Mariano Rajoy, en una foto de archivo - PP

No nos hará falta recurrir a la sibila para que profetice el resultado de la sesión de investidura que antes del fin de esta semana hará a Rajoy presidente del Gobierno. Es extraño, tras meses inmersos en esta correlación de debilidades, que después de tanta incertidumbre, al final, seamos capaces de anticipar el resultado. Lo que se presenta como sencillez o naturalidad, el normal devenir de la cosas, es la solución apresurada a un momento inusual. La forma en la que se ha llegado hasta aquí, lejos de ser un trayecto cómodo, ha resultado un camino accidentado, sibilino, en el sentido de cómo las adivinas no eran más que instrumentos interesados para torcer la voluntad de quien iba a consultarlas.

Hace algo más de cinco años, el 27 de septiembre del 2011, se disolvieron las cámaras de la IX legislatura, publicándose también en el BOE de ese mismo día la reforma del artículo 135 de la Constitución Española, aquel que daba prioridad al pago de la deuda pública por encima de cualquier otro gasto del Estado. En ese momento se legalizó nuestra sumisión frente a los mercados, se acabó de entregar nuestra soberanía a la Troika. Pero también se visualizó para millones de ciudadanos algo inusual, el común acuerdo de los que se decían antagonistas o cómo el PSOE y el PP pactaron reformar, en una tarde, aquello que durante décadas se nos había presentado como sacro e inamovible.

Unos meses más tarde Rajoy tomó el relevo del hacha de los recortes que Zapatero había dejado en Moncloa. Tras las elecciones del 20 de noviembre -ninguna fecha parece ya casual- el régimen del 78 era capitaneado esta vez por un Partido Popular con una mayoría absoluta incontestable, que sin embargo fue contestada una y otra vez por todos aquellos a los que la crisis capitalista cambió su bienestar narcótico por batalla diaria. Lo que arrancó como una situación de aparente fortaleza fue dando paso a una notable debilidad, no ya de un gobierno, sino de un edificio institucional que perdió su apariencia de neutralidad: corrupción como muestra de mezquindad individual pero también de clientelismo empresarial, postración con la banca alemana y dureza contra sus ciudadanos y represión violenta como única conversación democrática. Hasta un rey, aquel que se vendió como salvador del 23-F, quedó por el camino.

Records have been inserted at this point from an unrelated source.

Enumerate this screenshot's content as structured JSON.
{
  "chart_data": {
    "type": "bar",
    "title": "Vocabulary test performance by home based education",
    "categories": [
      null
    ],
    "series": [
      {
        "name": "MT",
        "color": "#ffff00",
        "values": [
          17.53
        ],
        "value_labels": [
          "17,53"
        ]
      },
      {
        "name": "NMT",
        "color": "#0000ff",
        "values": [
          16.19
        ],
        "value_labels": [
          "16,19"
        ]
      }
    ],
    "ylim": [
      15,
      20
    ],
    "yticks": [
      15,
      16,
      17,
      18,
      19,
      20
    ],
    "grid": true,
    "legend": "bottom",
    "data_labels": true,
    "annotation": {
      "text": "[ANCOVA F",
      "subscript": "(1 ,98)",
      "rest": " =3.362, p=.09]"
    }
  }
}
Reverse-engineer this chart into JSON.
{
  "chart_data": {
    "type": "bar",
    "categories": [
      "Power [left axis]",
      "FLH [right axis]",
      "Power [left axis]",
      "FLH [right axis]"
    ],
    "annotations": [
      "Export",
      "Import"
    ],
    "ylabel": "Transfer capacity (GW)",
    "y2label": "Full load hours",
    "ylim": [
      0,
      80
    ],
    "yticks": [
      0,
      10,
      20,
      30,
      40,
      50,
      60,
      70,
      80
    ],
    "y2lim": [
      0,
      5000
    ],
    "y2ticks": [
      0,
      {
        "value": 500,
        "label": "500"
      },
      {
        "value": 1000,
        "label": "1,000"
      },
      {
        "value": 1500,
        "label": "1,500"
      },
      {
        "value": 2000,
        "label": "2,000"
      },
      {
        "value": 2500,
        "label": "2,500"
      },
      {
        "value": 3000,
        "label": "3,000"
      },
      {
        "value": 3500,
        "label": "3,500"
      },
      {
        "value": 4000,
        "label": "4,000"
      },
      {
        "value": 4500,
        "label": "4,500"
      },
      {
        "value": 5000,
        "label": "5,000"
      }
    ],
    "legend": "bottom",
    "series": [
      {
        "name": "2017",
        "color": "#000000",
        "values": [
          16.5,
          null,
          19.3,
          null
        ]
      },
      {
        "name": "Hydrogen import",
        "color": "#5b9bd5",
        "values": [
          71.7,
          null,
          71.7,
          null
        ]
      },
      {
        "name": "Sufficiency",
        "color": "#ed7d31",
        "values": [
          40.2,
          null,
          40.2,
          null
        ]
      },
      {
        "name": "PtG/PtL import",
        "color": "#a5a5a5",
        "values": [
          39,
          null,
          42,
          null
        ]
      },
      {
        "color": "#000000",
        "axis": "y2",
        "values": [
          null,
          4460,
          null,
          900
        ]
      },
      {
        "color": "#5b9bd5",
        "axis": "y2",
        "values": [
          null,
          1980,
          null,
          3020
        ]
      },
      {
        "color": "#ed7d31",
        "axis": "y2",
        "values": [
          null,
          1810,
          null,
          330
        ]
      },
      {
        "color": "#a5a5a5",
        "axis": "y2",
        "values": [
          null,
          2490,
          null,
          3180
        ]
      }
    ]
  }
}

Y de ahí hasta ahora, mediando la breve XI legislatura, donde el escenario parlamentario resultante, calificado de intolerable, no ha sido sino el reflejo del fin de la candidez de varias generaciones respecto al tipo de país en que viven. Y es aquí donde se halla la situación aterradora para la poderosa minoría que quiere que nada cambie. Para millones de personas se ha abierto una zanja que, por cuestiones meramente demográficas y de tendencia económica mundial, no parará de crecer hasta hacerse abismo. Una zanja entre unas aspiraciones vitales ya de otra época y las míseras oportunidades ofrecidas hoy, una zanja entre la necesidad de una representatividad digna y una alternancia que no para de perder sufragios, una zanja entre el hartazgo por la falta de virtud pública y un sistema clientelar que difícilmente podrá ser desmontado. Pero también una separación cultural de unos iconos y mitos que, una vez vistos los resultados de aquella transición, no despiertan hoy más que indiferencia cuando no rechazo.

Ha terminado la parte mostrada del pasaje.